Elle prend les précautions nécessaires et respecte les règles de distanciation sociale. Elle admet tout de même que l’anxiété a monté d’un cran chez les usagers au cours des dernières semaines.

«Quand ils me voient avec des gants et qu’ils me voient reculer, alors que d’habitude j’avance vers eux, c’est sûr que ça augmente leur angoisse. Ils me disent qu’ils n’aiment pas ça et ils ont hâte que ce soit terminé. Il y a quelque chose d’irréel dans cette bibitte-là.»

Une bénévole exemplaire

La bénévole ne fait pas que le bonheur des usagers de la popote roulante, elle fait aussi la joie de la directrice générale de l’organisme, Stéphanie Tardif. À ses dires, Danielle Boutet est une bénévole exemplaire.

«C’est rassurant de savoir qu’on peut compter sur quelqu’un comme elle. Elle a un réel lien d’attachement avec les bénéficiaires. Et ce n’est pas tout le monde qui peut faire ce qu’elle fait. Il y a des situations très particulières avec des gens sous curatelle publique. Ce sont des gens extrêmement démunis.»

Celle qui chapeaute le Service d’entraide Basse-Ville a dû composer avec le départ de plusieurs bénévoles quand la crise a éclaté. Mais Danielle Boutet est demeurée fidèle au poste. « Elle est fiable, elle est proactive, elle nous avise si elle ne peut se présenter, c’est le maillon qu’on cherche. C’est une bénévole modèle. »

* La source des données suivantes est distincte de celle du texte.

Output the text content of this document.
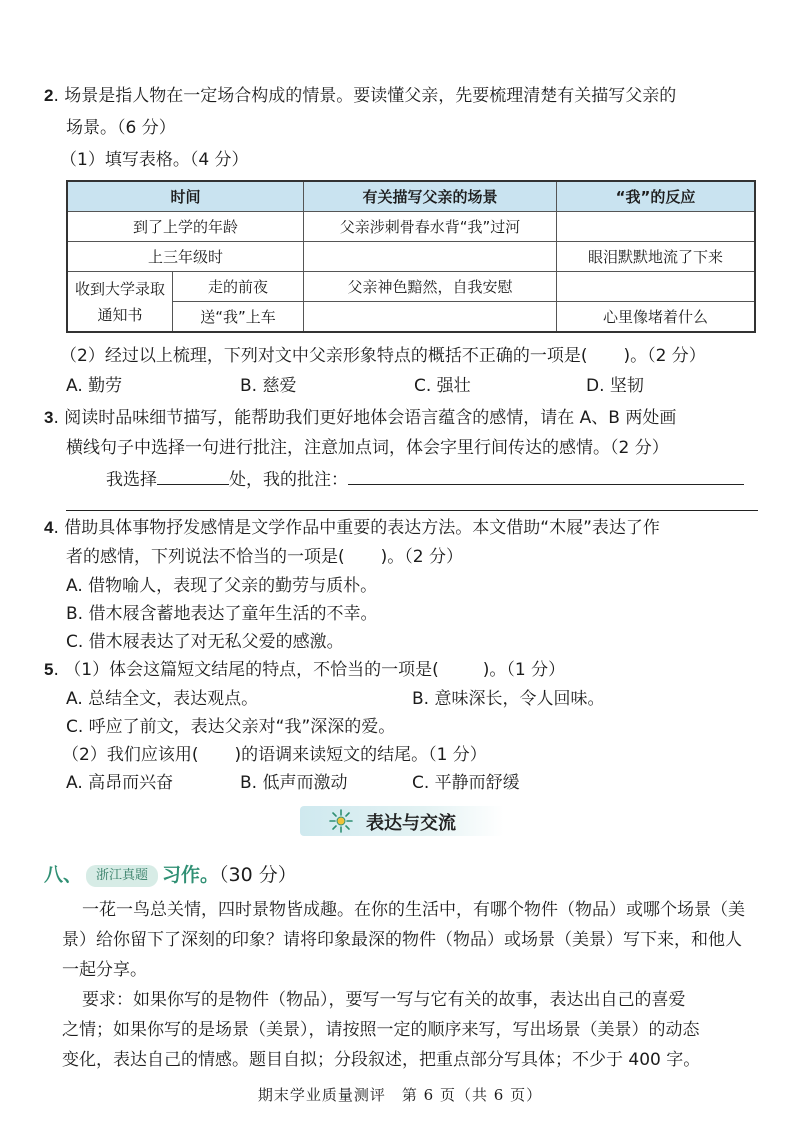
2. 场景是指人物在一定场合构成的情景。要读懂父亲，先要梳理清楚有关描写父亲的
场景。（6 分）
（1）填写表格。（4 分）
时间		有关描写父亲的场景	“我”的反应
到了上学的年龄		父亲涉刺骨春水背“我”过河	
上三年级时			眼泪默默地流了下来
收到大学录取通知书	走的前夜	父亲神色黯然，自我安慰	
	送“我”上车		心里像堵着什么
（2）经过以上梳理，下列对文中父亲形象特点的概括不正确的一项是( )。（2 分）
A. 勤劳	B. 慈爱	C. 强壮	D. 坚韧
3. 阅读时品味细节描写，能帮助我们更好地体会语言蕴含的感情，请在 A、B 两处画
横线句子中选择一句进行批注，注意加点词，体会字里行间传达的感情。（2 分）
我选择	处，我的批注：
4. 借助具体事物抒发感情是文学作品中重要的表达方法。本文借助“木屐”表达了作
者的感情，下列说法不恰当的一项是( )。（2 分）
A. 借物喻人，表现了父亲的勤劳与质朴。
B. 借木屐含蓄地表达了童年生活的不幸。
C. 借木屐表达了对无私父爱的感激。
5. （1）体会这篇短文结尾的特点，不恰当的一项是(	)。（1 分）
A. 总结全文，表达观点。	B. 意味深长，令人回味。
C. 呼应了前文，表达父亲对“我”深深的爱。
（2）我们应该用( )的语调来读短文的结尾。（1 分）
A. 高昂而兴奋	B. 低声而激动	C. 平静而舒缓
表达与交流
八、 浙江真题 习作。（30 分）
一花一鸟总关情，四时景物皆成趣。在你的生活中，有哪个物件（物品）或哪个场景（美
景）给你留下了深刻的印象？请将印象最深的物件（物品）或场景（美景）写下来，和他人
一起分享。
要求：如果你写的是物件（物品），要写一写与它有关的故事，表达出自己的喜爱
之情；如果你写的是场景（美景），请按照一定的顺序来写，写出场景（美景）的动态
变化，表达自己的情感。题目自拟；分段叙述，把重点部分写具体；不少于 400 字。
期末学业质量测评　第 6 页（共 6 页）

L’aide du Fonds d’urgence de Centraide

L’organisme communautaire a pu compter sur le Fonds d’urgence de Centraide pour répondre aux demandes d’aide alimentaire qui ne cessaient d’augmenter.

Avant la crise, une quinzaine de dépannages alimentaires d’urgence étaient orchestrés chaque semaine. Aujourd’hui, c’est une soixantaine de dépannages qui doivent être effectués de façon hebdomadaire. Le Service d’entraide Basse-Ville a bénéficié d’un soutien financier de 44 000$, une somme qui permet d’acheter les denrées nécessaires.

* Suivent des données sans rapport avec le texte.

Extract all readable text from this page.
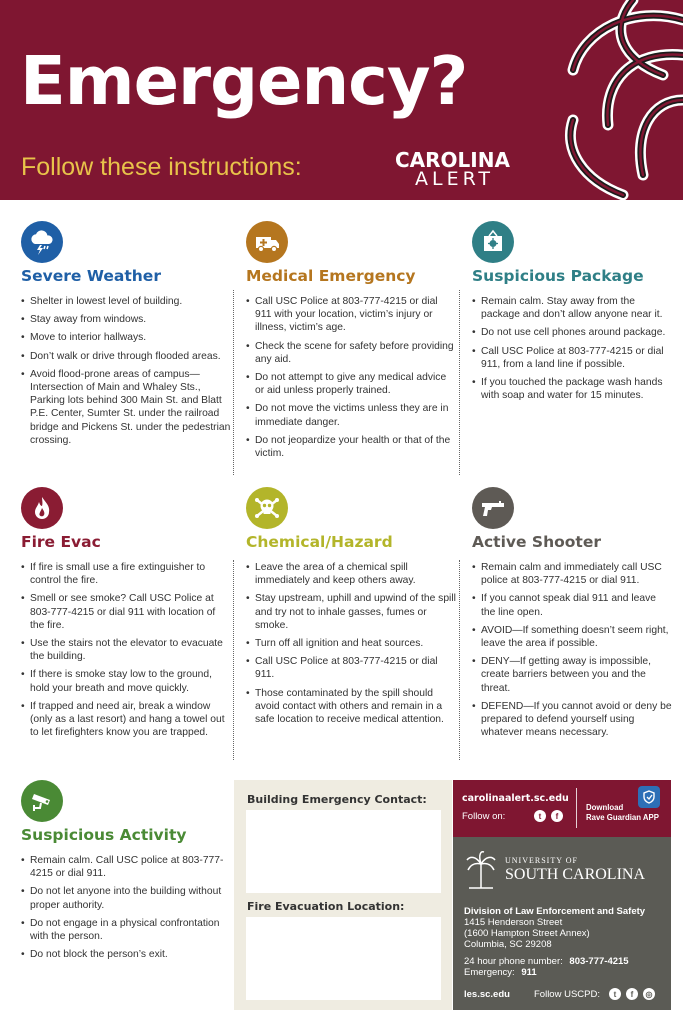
Emergency?
Follow these instructions:	CAROLINA
ALERT
Severe Weather
• Shelter in lowest level of building.
• Stay away from windows.
• Move to interior hallways.
• Don’t walk or drive through flooded areas.
• Avoid flood-prone areas of campus—Intersection of Main and Whaley Sts., Parking lots behind 300 Main St. and Blatt P.E. Center, Sumter St. under the railroad bridge and Pickens St. under the pedestrian crossing.
Medical Emergency
• Call USC Police at 803-777-4215 or dial 911 with your location, victim’s injury or illness, victim’s age.
• Check the scene for safety before providing any aid.
• Do not attempt to give any medical advice or aid unless properly trained.
• Do not move the victims unless they are in immediate danger.
• Do not jeopardize your health or that of the victim.
Suspicious Package
• Remain calm. Stay away from the package and don’t allow anyone near it.
• Do not use cell phones around package.
• Call USC Police at 803-777-4215 or dial 911, from a land line if possible.
• If you touched the package wash hands with soap and water for 15 minutes.
Fire Evac
• If fire is small use a fire extinguisher to control the fire.
• Smell or see smoke? Call USC Police at 803-777-4215 or dial 911 with location of the fire.
• Use the stairs not the elevator to evacuate the building.
• If there is smoke stay low to the ground, hold your breath and move quickly.
• If trapped and need air, break a window (only as a last resort) and hang a towel out to let firefighters know you are trapped.
Chemical/Hazard
• Leave the area of a chemical spill immediately and keep others away.
• Stay upstream, uphill and upwind of the spill and try not to inhale gasses, fumes or smoke.
• Turn off all ignition and heat sources.
• Call USC Police at 803-777-4215 or dial 911.
• Those contaminated by the spill should avoid contact with others and remain in a safe location to receive medical attention.
Active Shooter
• Remain calm and immediately call USC police at 803-777-4215 or dial 911.
• If you cannot speak dial 911 and leave the line open.
• AVOID—If something doesn’t seem right, leave the area if possible.
• DENY—If getting away is impossible, create barriers between you and the threat.
• DEFEND—If you cannot avoid or deny be prepared to defend yourself using whatever means necessary.
Suspicious Activity
• Remain calm. Call USC police at 803-777-4215 or dial 911.
• Do not let anyone into the building without proper authority.
• Do not engage in a physical confrontation with the person.
• Do not block the person’s exit.
Building Emergency Contact:
Fire Evacuation Location:
carolinaalert.sc.edu
Follow on:	t	f
Download
Rave Guardian APP
UNIVERSITY OF
SOUTH CAROLINA
Division of Law Enforcement and Safety
1415 Henderson Street
(1600 Hampton Street Annex)
Columbia, SC 29208
24 hour phone number: 803-777-4215
Emergency: 911
les.sc.edu	Follow USCPD:	t	f	◎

Danielle Boutet fait partie de celles qui voient de près les bienfaits réels de l’aide accordée sur les gens les plus vulnérables de notre communauté. « C’est une aide qui est bienvenue et qui est loin d’être dépensée pour rien. »

Bénévole pour longtemps

Elle compte rester encore longtemps au service des bénéficiaires de la popote roulante, aussi longtemps que la santé lui permettra. « Je ne lâcherai jamais le Service d’entraide, je vais rester jusqu’à ce que je sois capable. Il ne faudrait pas que je devienne une nuisance! Pour le moment, l’énergie est là. »

Quand elle parle des personnes qu’elle aide, on sent toute la bonté humaine qui l’habite. Les gens dont elle prend soin ont bien de la chance de l’avoir parmi eux, elle est un véritable joyau. « Je me sens tellement bien quand je fais mon bénévolat, je me sens une meilleure personne parce que j’ai fait plaisir. Juste le regard qu’ils me portent, ç’a n’a pas de prix. » Merci, Danielle, de faire partie de ces bénévoles qui changent des vies.